Tanrı'yı hizmet etmeye adamak günlük görevimiz haline geldiğinde, O ekmeğimizi ve suyumuzu kutsayacaktır. Markete gitmediyseniz, tuvalet kağıdınız ve el dezenfektanınız umarım eksiktir. Ya da Josiah gibi ekonomemiz ise markete gitmek isteyen insanlarla dolu olduğunda, bu çılgınlığı deneyimlemek isteyenlerden biri olabilirsiniz. Hayır, teşekkürler, karantina 2020 benim için. Ancak şaka bir yana, tipik günlük hayatımızda ekmek ve su sıkıntısı yaşamamıza gerek yoktur. Bu ayet, Mısır'daki kölelikten yeni çıkarılan İsraillilere hitap etmektedir. Onlar bir çöldeyken ekmek ve su kutsanacaklarına dair bir söz verildiğini duysalar, biraz sinirli olabilirler. Çünkü her tarafı çöl, su yok, ekmek yok ve Tanrı bunları nasıl kutsamayı düşünüyor ki? Tanrı, çölde sadece O'nun sağlayabileceği şeyleri kutsamaya söz vermektedir. Çölde sadece Tanrı su sağlayabilir, tarım yapılamayan bir yerde ekmek verebilir. İsrailliler, hamur taşımak ve su aramak yerine Tanrı'ya güvenmeleri gerektiğine inanmalıydı. Tipik bir günde kendimize ve ihtiyaçlarımıza nasıl güvendiğimize güvenebiliriz, ancak bu gibi zamanlarda Tanrı'ya güvenmeli ve ihtiyaçlarımızı karşılaması için O'na güvenmeliyiz.

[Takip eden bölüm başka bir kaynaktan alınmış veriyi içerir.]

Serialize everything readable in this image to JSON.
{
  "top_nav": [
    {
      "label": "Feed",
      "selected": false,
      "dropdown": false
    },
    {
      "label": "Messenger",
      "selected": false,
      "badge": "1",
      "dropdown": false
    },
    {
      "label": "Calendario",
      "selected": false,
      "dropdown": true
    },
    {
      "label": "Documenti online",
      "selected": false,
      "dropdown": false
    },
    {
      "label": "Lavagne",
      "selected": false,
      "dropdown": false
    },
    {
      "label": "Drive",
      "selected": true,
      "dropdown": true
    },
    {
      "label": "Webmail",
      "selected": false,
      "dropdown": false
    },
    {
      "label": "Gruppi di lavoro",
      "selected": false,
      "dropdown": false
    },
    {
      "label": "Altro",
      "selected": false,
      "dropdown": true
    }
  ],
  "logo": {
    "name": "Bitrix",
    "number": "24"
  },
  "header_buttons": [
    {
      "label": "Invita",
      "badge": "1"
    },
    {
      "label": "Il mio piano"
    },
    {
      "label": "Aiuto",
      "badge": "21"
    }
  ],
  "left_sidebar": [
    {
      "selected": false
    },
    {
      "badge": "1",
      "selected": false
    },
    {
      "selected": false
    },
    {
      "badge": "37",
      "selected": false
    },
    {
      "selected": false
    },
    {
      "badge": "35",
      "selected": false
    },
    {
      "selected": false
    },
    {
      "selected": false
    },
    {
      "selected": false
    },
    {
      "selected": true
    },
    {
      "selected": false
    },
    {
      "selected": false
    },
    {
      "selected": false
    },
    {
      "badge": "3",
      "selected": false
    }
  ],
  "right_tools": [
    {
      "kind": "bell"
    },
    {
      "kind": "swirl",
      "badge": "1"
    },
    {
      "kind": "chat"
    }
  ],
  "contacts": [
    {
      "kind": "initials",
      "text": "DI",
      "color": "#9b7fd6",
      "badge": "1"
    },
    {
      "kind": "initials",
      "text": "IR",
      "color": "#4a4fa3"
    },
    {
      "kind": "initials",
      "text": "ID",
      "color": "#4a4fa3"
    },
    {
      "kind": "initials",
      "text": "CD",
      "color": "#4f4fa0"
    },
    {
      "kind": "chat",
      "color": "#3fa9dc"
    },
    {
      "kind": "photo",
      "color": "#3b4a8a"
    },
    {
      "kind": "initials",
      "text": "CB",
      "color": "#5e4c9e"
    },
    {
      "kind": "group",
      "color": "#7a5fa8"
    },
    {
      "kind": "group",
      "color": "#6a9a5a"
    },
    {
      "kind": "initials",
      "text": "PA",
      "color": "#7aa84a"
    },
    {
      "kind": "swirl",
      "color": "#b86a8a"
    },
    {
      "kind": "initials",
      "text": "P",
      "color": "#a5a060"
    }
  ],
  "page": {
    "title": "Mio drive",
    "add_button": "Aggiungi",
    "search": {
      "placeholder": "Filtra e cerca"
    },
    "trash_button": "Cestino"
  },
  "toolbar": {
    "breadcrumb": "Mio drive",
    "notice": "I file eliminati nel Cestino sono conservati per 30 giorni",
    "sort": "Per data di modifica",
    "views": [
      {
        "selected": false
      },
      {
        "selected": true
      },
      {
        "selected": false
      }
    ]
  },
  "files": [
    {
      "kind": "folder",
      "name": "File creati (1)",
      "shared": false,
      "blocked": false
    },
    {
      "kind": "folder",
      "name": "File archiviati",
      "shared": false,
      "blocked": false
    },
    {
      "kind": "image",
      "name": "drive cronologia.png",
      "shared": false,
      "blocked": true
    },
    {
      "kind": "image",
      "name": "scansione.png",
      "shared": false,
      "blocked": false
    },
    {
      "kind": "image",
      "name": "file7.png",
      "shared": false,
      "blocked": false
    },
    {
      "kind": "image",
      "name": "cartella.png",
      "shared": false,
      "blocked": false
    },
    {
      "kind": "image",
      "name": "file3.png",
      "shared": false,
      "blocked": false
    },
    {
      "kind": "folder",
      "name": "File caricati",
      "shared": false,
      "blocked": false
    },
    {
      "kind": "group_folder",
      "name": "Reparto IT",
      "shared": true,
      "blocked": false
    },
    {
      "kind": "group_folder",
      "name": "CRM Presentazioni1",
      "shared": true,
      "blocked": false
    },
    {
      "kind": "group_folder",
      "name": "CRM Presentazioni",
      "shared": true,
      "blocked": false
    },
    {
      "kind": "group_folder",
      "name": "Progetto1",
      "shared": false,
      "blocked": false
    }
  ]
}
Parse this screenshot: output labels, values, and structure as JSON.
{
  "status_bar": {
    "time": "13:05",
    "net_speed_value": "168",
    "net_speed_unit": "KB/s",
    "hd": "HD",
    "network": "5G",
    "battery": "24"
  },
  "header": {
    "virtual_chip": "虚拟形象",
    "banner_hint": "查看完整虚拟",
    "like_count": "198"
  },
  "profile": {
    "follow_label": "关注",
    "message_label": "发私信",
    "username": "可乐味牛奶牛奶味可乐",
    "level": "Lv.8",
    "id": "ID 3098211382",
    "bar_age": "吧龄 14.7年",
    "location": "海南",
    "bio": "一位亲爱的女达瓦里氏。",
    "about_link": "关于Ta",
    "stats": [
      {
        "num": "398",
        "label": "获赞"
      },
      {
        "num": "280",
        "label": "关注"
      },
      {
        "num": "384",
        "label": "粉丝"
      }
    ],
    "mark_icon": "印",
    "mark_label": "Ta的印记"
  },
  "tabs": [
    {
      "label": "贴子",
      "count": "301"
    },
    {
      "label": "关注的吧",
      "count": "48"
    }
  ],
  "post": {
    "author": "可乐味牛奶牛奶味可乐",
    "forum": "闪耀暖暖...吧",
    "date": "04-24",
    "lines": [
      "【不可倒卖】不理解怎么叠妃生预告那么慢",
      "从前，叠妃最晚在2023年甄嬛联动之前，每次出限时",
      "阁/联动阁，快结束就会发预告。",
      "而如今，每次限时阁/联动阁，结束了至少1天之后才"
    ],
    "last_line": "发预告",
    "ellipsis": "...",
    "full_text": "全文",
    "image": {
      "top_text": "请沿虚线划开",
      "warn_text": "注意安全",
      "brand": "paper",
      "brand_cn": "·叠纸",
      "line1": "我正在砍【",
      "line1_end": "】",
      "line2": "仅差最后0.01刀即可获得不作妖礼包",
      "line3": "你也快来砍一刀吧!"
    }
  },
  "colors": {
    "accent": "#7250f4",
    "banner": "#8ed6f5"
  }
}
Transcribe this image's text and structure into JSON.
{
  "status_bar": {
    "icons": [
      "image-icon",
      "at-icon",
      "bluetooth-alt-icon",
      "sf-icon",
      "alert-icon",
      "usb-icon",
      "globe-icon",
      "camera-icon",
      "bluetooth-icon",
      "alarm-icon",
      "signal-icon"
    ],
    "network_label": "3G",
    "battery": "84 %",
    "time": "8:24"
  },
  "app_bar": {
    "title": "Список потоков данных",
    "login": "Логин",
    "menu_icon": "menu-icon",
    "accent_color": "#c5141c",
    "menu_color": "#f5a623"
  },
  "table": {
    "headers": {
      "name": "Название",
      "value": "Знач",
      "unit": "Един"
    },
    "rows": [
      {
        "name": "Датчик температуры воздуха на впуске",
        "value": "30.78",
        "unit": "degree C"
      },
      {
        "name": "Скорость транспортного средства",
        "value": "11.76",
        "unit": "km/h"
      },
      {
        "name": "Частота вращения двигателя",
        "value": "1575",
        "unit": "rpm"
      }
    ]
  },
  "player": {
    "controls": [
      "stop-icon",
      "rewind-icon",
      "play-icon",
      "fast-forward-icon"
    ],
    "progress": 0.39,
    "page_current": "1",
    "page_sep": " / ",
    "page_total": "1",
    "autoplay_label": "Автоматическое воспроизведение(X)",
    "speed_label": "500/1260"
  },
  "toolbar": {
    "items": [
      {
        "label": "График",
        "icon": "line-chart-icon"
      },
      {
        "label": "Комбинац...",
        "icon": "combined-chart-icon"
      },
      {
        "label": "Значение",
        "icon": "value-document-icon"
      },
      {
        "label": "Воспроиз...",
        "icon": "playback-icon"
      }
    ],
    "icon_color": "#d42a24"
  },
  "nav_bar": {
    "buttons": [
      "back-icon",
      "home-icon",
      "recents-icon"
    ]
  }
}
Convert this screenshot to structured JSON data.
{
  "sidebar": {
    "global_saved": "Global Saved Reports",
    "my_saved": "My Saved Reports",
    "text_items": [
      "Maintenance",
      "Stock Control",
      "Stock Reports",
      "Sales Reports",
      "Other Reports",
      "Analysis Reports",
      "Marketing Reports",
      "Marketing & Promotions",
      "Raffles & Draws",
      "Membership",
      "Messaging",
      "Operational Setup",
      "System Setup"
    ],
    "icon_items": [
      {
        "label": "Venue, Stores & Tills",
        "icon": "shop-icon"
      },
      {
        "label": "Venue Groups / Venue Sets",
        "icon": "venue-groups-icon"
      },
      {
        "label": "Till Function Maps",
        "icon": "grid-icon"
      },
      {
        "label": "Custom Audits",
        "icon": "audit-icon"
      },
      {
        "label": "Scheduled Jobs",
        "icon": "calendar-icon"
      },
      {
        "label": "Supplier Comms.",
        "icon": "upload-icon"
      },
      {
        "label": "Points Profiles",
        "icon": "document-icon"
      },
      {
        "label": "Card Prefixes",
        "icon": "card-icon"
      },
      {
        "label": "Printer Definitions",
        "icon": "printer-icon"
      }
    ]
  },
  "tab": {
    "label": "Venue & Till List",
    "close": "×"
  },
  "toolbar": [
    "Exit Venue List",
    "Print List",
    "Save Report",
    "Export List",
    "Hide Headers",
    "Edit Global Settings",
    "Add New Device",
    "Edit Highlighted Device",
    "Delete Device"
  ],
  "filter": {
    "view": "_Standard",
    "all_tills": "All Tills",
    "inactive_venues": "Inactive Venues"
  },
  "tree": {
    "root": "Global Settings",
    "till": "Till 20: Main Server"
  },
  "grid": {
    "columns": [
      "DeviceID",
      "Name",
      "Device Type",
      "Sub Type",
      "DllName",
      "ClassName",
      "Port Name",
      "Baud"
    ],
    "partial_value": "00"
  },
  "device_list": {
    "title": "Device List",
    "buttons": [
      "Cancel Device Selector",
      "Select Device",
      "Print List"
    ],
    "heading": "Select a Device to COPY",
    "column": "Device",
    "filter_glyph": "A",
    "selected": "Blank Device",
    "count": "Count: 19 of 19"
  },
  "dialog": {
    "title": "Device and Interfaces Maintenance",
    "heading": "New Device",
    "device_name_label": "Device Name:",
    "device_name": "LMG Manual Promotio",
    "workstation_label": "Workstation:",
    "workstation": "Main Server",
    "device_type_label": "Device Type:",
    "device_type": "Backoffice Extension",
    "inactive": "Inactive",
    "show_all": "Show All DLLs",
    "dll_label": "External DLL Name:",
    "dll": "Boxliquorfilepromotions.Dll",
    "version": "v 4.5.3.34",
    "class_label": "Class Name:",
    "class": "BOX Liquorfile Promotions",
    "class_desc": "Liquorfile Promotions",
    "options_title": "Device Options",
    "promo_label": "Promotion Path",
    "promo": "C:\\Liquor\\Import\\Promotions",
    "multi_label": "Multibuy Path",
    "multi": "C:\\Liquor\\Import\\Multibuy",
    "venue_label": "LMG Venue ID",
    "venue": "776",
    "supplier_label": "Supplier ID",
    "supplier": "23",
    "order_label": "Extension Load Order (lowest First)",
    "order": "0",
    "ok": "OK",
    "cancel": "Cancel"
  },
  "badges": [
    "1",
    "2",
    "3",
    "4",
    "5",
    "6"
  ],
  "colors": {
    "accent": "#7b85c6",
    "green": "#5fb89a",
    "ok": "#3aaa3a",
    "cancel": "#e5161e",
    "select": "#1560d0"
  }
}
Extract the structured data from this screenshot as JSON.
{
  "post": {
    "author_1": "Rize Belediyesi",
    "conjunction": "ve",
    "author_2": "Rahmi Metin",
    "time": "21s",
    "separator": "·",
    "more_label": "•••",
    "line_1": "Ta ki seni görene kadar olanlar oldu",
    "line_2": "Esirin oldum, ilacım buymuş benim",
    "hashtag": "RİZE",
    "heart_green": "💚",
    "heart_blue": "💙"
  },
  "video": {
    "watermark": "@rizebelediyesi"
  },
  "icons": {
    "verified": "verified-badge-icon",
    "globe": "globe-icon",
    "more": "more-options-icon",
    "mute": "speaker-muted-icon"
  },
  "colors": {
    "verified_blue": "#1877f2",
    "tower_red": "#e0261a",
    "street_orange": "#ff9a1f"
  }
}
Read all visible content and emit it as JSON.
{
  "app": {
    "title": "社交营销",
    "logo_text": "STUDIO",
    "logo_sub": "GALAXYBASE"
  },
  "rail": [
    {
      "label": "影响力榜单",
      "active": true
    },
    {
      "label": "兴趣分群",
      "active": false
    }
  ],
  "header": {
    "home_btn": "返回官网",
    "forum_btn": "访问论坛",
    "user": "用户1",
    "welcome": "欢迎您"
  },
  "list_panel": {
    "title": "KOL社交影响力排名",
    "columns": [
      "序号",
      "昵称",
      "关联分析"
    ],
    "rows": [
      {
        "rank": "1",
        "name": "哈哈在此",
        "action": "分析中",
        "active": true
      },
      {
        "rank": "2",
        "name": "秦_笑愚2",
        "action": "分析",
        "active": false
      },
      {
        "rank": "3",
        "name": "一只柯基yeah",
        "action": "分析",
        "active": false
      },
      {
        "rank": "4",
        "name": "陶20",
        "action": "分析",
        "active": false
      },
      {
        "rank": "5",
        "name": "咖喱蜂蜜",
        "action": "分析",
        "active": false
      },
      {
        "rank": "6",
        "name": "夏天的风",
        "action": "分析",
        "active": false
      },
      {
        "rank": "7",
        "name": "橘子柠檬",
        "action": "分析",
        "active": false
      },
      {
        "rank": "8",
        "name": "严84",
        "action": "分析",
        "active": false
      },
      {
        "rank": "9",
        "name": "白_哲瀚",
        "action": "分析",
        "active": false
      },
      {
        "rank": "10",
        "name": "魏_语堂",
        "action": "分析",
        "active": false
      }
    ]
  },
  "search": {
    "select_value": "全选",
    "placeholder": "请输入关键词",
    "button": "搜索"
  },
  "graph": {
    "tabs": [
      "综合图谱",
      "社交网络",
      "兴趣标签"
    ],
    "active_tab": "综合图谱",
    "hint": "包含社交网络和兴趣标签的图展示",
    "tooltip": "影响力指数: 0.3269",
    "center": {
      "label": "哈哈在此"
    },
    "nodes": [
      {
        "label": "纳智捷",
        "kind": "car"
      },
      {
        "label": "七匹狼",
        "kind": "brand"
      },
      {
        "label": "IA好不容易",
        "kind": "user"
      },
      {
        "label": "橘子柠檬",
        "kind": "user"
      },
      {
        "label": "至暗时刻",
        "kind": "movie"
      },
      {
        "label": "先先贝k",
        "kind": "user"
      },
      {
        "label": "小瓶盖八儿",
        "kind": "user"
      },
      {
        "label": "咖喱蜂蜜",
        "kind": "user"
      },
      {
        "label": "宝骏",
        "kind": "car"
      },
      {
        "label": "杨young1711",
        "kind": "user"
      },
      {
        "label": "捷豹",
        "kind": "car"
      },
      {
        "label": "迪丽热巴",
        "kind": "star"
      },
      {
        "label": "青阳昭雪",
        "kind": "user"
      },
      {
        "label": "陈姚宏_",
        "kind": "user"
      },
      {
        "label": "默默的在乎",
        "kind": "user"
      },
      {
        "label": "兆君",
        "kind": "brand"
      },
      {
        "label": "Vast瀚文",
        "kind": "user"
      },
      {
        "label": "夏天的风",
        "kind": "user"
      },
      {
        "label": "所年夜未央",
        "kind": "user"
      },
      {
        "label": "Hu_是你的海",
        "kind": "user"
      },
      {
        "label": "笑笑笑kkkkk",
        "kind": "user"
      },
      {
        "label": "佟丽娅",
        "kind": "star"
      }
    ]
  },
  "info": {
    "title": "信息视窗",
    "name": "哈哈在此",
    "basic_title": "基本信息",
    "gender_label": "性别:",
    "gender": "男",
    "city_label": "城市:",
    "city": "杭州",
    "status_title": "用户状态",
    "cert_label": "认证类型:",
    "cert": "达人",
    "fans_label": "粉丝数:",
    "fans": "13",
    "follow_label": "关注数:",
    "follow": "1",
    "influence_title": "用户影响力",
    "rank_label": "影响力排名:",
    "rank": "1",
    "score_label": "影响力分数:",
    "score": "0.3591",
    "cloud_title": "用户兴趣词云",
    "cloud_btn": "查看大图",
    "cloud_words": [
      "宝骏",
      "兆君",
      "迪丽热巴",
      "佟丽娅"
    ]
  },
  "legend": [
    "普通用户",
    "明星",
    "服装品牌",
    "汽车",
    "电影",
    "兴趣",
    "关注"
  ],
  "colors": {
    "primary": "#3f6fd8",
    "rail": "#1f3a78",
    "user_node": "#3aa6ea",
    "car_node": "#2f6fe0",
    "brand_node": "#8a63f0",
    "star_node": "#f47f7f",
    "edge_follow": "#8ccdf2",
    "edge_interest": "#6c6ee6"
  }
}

Bu ayetin son kısmı, Tanrı'nın hastalıklarımızı alacağından bahsetmektedir. Ne müthiş bir sözdür bu! Ancak, Tanrı'nın hastalığı alabilmesi için hastalık mevcut olmalı, değil mi? Şu anda etrafımızdaki hastalıklara bu kadar odaklanmış durumdayız ki, içimizdeki hastalıkları görmezden geliyoruz. Hepimizin içinde bencillik, endişe, neşesizlik, kıyas yapma gibi hastalıklarımız var. Bugün sizin için üç meydan okuma hazırladım: İlk olarak, korku yerine Tanrı'ya hizmet edin. Sabah uyandığınızda kendinize, bugün Tanrı'ya nasıl hizmet edebilirim diye sorun. Bu düşünceyi aynaya, alarmınıza yazın ve beyninizi bu şekilde eğitin. Bereketlere selam deyin, bereketlerin farkına varın ve Tanrı'ya şükredin. Hastalığa elveda deyin, çevrenizdeki hastalığa odaklanmayın, içinizdeki hastalığı farkedin ve kendinizi geliştirin. Son kez söylemek istiyorum, Tanrı'ya hizmet edin, bereketlere merhaba deyin, hastalığa elveda deyin.